The Conservative Party has pledged to do this if it wins the UK's general election on May 7. Moreover, the UK lender's solid first-quarter results may have reinforced Chancellor George Osborne's thinking.

Losses from bad debts dropped 59 percent from a year ago, and fresh charges for retail insurance misselling were avoided.

Lloyds' net interest margin, the difference between the interest it receives and pays out, and thus an indicator of future revenue, rose strongly.

The outlook for dividends is promising too.

Lloyds' common equity Tier 1 ratio grew to 13.4 percent at the end of March, well ahead of its 12 percent target. Legal costs and regulation could well bring that down, but on current terms and factoring in, say, another 800 million pounds in new PPI provisions, it represents up to 3.5 pence per share, on Breakingviews' calculations.

It is hardly surprising that Lloyds is thriving. UK unemployment and interest rates are low, easing pressure on debt repayments. Losses on UK banks' loan books last year were at a 25-year low of 0.14 percent, according to Standard & Poor's.

But banks are leveraged, cyclical entities better suited to ownership by institutional rather than retail investors.

For one thing, institutions have readier access to capital to support crisis-hit banks.

And Lloyds' recent strength makes a series of institutional share sales easier.

On the blistering pace set in March and April, the state could be shot of its remaining 20.95 percent holding within 12 months.

That would be less risky than delaying to tick all the boxes necessary for a retail offer.

Proponents of a retail offer say taxpayers ought to share in any potential upside.
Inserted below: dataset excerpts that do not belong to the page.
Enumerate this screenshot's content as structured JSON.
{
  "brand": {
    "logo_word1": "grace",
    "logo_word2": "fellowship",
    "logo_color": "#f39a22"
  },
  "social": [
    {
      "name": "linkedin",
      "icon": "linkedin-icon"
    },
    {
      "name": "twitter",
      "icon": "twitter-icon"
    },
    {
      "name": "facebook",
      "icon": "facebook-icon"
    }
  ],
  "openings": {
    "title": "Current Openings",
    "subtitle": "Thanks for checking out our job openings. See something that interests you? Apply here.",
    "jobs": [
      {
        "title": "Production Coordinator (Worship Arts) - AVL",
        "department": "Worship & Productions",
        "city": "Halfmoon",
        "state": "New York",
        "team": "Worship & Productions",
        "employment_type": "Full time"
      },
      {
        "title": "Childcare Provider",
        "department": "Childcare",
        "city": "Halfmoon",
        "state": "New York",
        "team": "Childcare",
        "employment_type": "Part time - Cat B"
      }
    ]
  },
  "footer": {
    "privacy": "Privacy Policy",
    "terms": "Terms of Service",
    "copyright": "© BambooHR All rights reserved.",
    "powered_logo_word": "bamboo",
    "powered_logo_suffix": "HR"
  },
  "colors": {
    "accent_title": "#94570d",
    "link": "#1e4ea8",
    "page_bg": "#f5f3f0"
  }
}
But the UK citizens that might be interested in adding Lloyds to their portfolios may already own its shares via pension schemes and other collective savings products.

Besides, there is a danger too many retail shareholders will assume Lloyds is on a one-way path to growth.

Rather than running the risks of a retail offer, offloading a dividend-paying Lloyds quickly, before the credit cycle turns, would be a better way to reward the UK taxpayer.